20051128

Çetin - Altan - çok - yaşa


Çetin Altan hayatıma girdiğinde (tam da öyle olmuştu, hayatıma girmişti) üniversite yıllarındaydım. Yazılarını okudum önce, derin hümanizmi, olgun alaycılığı, dogmasız özgün yorumları çok tanıdık duyguları açığa çıkardı, tanımladı bir nev’i. Hayatını okuduğumda şaşırdım; onun da bir insan olduğunu, anlık heyecanlarını, aşklarını, kısaca onu bu yetişkinler dünyasına ulaştıran tüm araçları hayal edebilecek kadar bir yakınlık, bir samimiyet duygusu. Sanki o benim dedem, sanki genlerimizde var kıs kıs gülme, her durumda kendini kurtarabilme, acıların en derinini en derinini seçip yaşama uğraşı… Sanki torunuyum ben onun, dizinin dibinde oturuyorum ve günlük yazdıklarını okuyorum. İşte bu duyguyla ben, bunca köşe yazar çizer bozarı arasında tüm sadakatimle Altan Dede'yi okurum her fırsatta ve günlük meşgalelerden uzaklaşırım.
.
.
yukarıdaki yazıyı 35 sene önce yazmış. Hemen her yazısı gibi ebedi, ancak ilk defa bugün sanırım, öyle hissettim ki bulunduğumuz Türkiye, ustanın portrelerinden çok çok kötü, hani neredeyse karartmayalım enseyi diyemeyeceğiz artık. yazının başlığı "küçük şeyler"... Öyle güzel sıralamış ki küçük ve güzel şeyleri ve değillerini, öyle bir naif iç geçirme yaratıyor ki içimde, bir daha asla böyle küçük, güzel, masum şeylerden bahsedemeyeceğiz korkusu yaratıyor, sanki masumiyet çok çok eskilerde kalmış gibi. Sanki ben şimdiden geçmişi özlermişim gibi. bir daha ne zaman küçük ve güzel bir şeyden bahsederken aynı masum coşkuyu hissederiz bilemiyorum... Ve Çetin Altan dahi bir gelecek portresi gösteremezken biz kime inanacağız hiç bilmemiyorum.

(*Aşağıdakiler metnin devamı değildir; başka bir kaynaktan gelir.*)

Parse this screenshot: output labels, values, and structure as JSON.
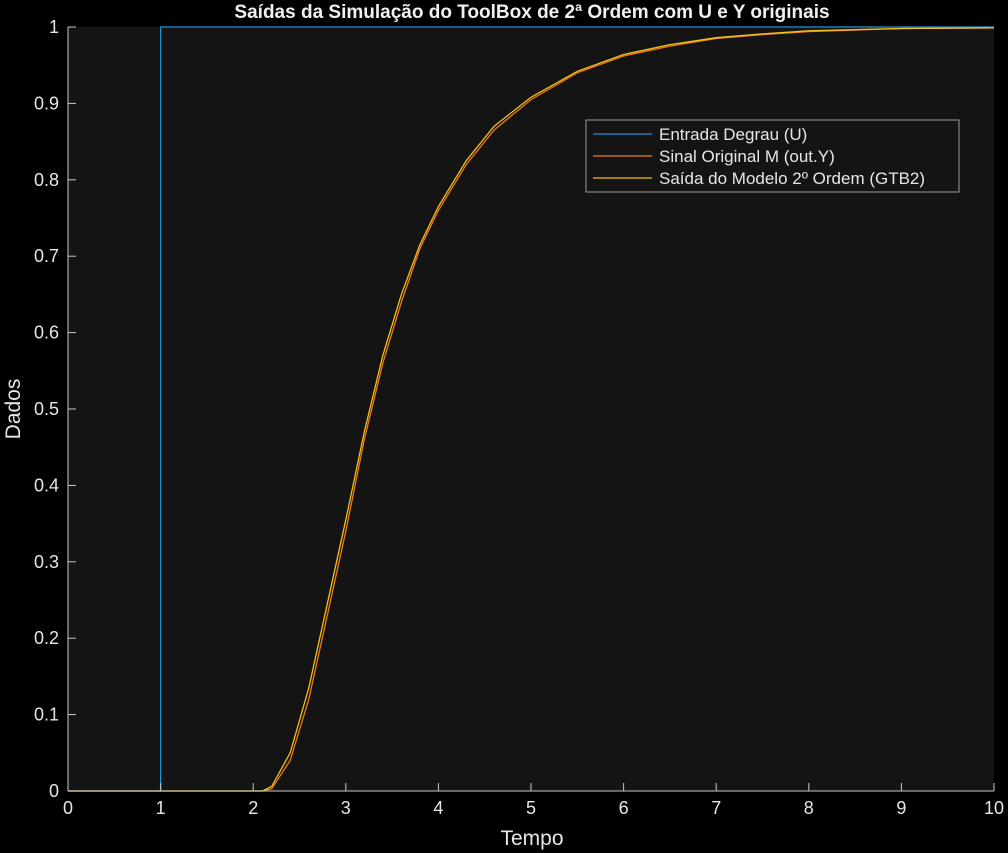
{
  "chart_data": {
    "type": "line",
    "title": "Saídas da Simulação do ToolBox de 2ª Ordem com U e Y originais",
    "xlabel": "Tempo",
    "ylabel": "Dados",
    "xlim": [
      0,
      10
    ],
    "ylim": [
      0,
      1
    ],
    "xticks": [
      "0",
      "1",
      "2",
      "3",
      "4",
      "5",
      "6",
      "7",
      "8",
      "9",
      "10"
    ],
    "yticks": [
      "0",
      "0.1",
      "0.2",
      "0.3",
      "0.4",
      "0.5",
      "0.6",
      "0.7",
      "0.8",
      "0.9",
      "1"
    ],
    "grid": false,
    "legend_position": "top-right",
    "background": "#141414",
    "page_background": "#000000",
    "text_color": "#e6e6e6",
    "series": [
      {
        "name": "Entrada Degrau (U)",
        "color": "#1f8fd6",
        "x": [
          0,
          1,
          1,
          10
        ],
        "y": [
          0,
          0,
          1,
          1
        ]
      },
      {
        "name": "Sinal Original M (out.Y)",
        "color": "#f07a1a",
        "x": [
          0,
          2.1,
          2.2,
          2.4,
          2.6,
          2.8,
          3.0,
          3.2,
          3.4,
          3.6,
          3.8,
          4.0,
          4.3,
          4.6,
          5.0,
          5.5,
          6.0,
          6.5,
          7.0,
          7.5,
          8.0,
          9.0,
          10.0
        ],
        "y": [
          0,
          0,
          0.003,
          0.04,
          0.12,
          0.23,
          0.34,
          0.46,
          0.56,
          0.64,
          0.71,
          0.76,
          0.82,
          0.865,
          0.905,
          0.94,
          0.962,
          0.975,
          0.985,
          0.99,
          0.994,
          0.998,
          0.999
        ]
      },
      {
        "name": "Saída do Modelo 2º Ordem (GTB2)",
        "color": "#f2c21b",
        "x": [
          0,
          2.1,
          2.2,
          2.4,
          2.6,
          2.8,
          3.0,
          3.2,
          3.4,
          3.6,
          3.8,
          4.0,
          4.3,
          4.6,
          5.0,
          5.5,
          6.0,
          6.5,
          7.0,
          7.5,
          8.0,
          9.0,
          10.0
        ],
        "y": [
          0,
          0,
          0.006,
          0.05,
          0.135,
          0.245,
          0.355,
          0.47,
          0.57,
          0.65,
          0.715,
          0.765,
          0.825,
          0.87,
          0.908,
          0.942,
          0.964,
          0.977,
          0.986,
          0.991,
          0.995,
          0.998,
          0.999
        ]
      }
    ]
  }
}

Bir yanda ülkenin yaratılmış gündemleriyle harcanan yaşanmayan tekil yaşamlar, diğer yanda istanbul'un akmerkezinde park meselesini çok satanlar gazete köşesine taşıma cüreti gösteren köşe bucak kaçılası yazarlar, dehalar yaratan bir belediye başkanı, cerrah bey, sabiha gökçende duraklayan işkence uçağı, vize kuyrukları of of of
-anneciğim, gelecek ne zaman gelecek?